Im Gegensatz zum FC Bayern, der bereits in der Gruppenphase ausgeschieden ist, verfügt das Team über eine international tragfähige Beißer-Defensive. Spiele der Berliner sind nicht immer das größte Spektakel, aber sie sind taktisch und physisch anspruchsvoll. Im laufenden Wettbewerb gelangen so bereits Erfolge gegen den FC Barcelona, Panathinaikos Athen und eben gegen Maccabi. Das Hinspiel der Zwischenrunde gewann Alba in Tel Aviv 66:59 - so soll es auch am Donnerstag in der Arena am Ostbahnhof laufen.

Obwohl die Spieler beim Training locker miteinander scherzten und der Trainer die Normalität in der Vorbereitung betonte, klang bei den Verantwortlichen die Dimension der Begegnung durch. Für Obradovic wäre es "definitiv ein historischer Moment", wenn Alba das Viertelfinale erreichen würde. Geschäftsführer Marco Baldi hofft auf den "größten internationalen Erfolg eines deutschen Klubs seit dem Korac-Cup-Sieg vor 20 Jahren". 10 000 ALBA-Fans feierten damals den ersten deutschen Vereinstriumph auf internationaler Bühne (noch in der Deutschlandhalle).
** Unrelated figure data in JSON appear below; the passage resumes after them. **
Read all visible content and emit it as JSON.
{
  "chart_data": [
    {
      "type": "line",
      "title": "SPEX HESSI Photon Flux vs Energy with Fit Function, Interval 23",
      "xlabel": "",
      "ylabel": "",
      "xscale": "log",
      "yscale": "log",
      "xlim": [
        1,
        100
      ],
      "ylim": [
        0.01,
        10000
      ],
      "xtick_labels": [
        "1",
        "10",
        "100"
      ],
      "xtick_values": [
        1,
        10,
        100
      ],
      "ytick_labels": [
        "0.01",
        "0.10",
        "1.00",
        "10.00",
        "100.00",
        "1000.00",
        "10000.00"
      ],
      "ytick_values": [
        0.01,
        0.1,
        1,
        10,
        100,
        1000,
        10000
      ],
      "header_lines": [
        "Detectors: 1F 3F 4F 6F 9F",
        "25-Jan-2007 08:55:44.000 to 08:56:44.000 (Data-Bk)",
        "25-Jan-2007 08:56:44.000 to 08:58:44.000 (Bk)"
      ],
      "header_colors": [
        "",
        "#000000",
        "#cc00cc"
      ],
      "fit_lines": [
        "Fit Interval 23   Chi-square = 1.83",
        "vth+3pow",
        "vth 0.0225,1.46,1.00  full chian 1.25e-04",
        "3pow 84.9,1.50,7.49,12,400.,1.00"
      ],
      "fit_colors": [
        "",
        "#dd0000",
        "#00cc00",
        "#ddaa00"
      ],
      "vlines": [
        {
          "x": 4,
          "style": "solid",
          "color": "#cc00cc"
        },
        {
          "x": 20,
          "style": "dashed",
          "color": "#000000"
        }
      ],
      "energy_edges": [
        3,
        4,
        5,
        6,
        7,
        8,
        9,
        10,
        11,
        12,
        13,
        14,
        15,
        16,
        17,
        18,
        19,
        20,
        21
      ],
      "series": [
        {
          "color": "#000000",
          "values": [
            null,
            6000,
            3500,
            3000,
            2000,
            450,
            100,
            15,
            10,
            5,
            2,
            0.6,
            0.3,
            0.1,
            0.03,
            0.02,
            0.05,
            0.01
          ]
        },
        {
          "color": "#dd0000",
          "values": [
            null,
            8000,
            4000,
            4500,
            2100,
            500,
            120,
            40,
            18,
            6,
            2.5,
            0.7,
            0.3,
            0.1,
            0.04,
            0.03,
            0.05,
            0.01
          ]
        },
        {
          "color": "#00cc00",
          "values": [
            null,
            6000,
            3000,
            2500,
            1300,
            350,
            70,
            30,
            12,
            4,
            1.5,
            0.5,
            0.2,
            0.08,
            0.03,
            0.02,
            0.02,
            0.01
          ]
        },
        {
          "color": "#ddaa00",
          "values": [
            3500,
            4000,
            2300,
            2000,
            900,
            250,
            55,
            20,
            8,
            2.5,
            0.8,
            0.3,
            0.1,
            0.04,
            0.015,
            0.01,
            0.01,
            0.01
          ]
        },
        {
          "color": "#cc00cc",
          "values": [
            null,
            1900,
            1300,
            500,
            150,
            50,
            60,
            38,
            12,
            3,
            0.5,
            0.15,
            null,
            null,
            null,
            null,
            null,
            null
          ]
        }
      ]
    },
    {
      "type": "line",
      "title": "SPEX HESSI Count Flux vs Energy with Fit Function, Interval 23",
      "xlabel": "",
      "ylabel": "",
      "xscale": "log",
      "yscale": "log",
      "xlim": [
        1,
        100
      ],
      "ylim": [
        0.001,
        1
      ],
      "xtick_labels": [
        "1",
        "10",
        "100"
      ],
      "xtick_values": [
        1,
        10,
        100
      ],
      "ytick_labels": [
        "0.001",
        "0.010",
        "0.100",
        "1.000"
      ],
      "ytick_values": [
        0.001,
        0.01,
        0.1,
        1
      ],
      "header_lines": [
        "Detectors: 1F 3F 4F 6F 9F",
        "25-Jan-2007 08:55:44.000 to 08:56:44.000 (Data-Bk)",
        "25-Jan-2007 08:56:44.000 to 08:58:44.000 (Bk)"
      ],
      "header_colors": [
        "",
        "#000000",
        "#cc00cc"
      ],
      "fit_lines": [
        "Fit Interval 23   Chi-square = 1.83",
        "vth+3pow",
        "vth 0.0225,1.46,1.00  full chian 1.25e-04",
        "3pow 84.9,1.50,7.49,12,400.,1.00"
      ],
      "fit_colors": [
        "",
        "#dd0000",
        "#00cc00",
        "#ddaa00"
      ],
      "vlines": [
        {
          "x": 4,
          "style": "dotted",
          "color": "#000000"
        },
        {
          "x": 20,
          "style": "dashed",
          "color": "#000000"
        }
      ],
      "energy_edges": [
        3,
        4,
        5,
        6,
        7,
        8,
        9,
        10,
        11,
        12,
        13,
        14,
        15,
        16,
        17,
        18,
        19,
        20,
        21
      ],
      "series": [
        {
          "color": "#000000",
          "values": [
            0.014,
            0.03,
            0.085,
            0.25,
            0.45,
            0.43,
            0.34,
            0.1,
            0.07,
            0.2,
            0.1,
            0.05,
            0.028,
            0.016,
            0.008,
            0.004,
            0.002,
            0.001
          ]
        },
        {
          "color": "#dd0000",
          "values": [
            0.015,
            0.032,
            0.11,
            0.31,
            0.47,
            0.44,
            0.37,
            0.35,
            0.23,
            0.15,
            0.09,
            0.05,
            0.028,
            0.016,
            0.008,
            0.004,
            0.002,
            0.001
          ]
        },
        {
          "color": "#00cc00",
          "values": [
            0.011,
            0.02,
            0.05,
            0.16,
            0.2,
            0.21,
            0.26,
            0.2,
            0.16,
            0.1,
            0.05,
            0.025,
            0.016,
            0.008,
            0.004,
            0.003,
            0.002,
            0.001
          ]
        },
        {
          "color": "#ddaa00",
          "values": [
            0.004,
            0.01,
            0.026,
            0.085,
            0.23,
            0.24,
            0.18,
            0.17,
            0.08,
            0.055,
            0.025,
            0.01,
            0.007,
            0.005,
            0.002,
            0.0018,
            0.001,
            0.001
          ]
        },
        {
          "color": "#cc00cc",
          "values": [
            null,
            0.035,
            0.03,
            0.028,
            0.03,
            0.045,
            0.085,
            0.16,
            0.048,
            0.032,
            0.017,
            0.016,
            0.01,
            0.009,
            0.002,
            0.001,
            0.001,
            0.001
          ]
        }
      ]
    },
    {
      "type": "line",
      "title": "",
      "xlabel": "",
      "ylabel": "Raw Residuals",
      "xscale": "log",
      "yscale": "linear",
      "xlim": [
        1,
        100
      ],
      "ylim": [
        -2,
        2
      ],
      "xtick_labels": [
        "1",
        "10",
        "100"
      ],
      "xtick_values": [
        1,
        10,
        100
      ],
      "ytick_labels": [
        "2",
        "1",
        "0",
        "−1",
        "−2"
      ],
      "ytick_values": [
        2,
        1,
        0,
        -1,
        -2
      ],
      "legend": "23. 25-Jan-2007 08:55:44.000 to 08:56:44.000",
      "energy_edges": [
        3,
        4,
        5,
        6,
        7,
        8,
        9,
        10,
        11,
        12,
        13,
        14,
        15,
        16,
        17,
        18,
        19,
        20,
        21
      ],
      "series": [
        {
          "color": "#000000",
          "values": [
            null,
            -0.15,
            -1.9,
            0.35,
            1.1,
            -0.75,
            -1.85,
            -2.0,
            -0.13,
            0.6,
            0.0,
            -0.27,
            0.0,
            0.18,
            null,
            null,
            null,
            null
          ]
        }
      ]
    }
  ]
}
Heute sollen mehr als 11 000 Zuschauer für eine krachige Atmosphäre gegen den 51-maligen israelischen Meister sorgen.

Aufgrund der Erfahrung und des mit Spitzenkräften veredelten Kaders geht Maccabi als Favorit auf den dritten Sieg ins vierte Saison-Duell mit den Berlinern. Eine Situation, mit der die Albatrosse umzugehen wissen. "Wir spielen gegen Teams, in denen ein Spieler doppelt so viel verdient wie unser ganzer Kader", sagt Sportdirektor Demirel. Das mag übertrieben sein, doch die Stoßrichtung stimmt. "Maccabi steht unter Druck, sie müssen gewinnen, das haben wir überhaupt nicht."

Für den achtmaligen Meister geht es in der wichtigsten Saison-Woche um sehr viel. Nur 43 Stunden nach Ende der Euroleague-Partie will der Cup-Verteidiger gegen Bamberg das Endspiel im BBL-Pokal erreichen. Dass Gastgeber Oldenburg im zweiten Halbfinale gegen Bonn drei Stunden nach den Berlinern antreten darf, sorgt angesichts des straffen Terminkalenders für Zoff. "Dafür gibt es keine nachvollziehbare Erklärung", kritisiert Alba-Boss Baldi. Die Entscheidung sei "sachgerecht und vernünftig", kontert BBL-Geschäftsführer Jan Pommer. "Ich finde es auch verständlich, dass wir sagen, dass das Heimteam das zweite Spiel am Samstag bestreiten darf."

Aber beeinträchtigt das Termingeplänkel um das Pokal-Final-Four den Fokus auf Tel Aviv gar nicht? "Wir denken nicht an Bamberg, das ist nicht wichtig", erklärt Coach Obradovic knapp. In den Köpfen der Profis sieht es möglicherweise anders aus, sie müssen schließlich die Strapazen überstehen. Es sei "eine große Angst", innerhalb kürzester Zeit beide Chancen zu verspielen, erklärte Nationalspieler King. "Wenn wir gewinnen sollten, sind alle in einem Hoch", prophezeit er mit Blick auf das Pokalwochenende. "Jetzt ist alles schön und gut, aber was passiert, wenn in wenigen Tagen alles verpufft? Dann sind wir wieder ganz unten." Ganz unten - das wäre für einen Besessenen wie Obradovic kaum auszuhalten.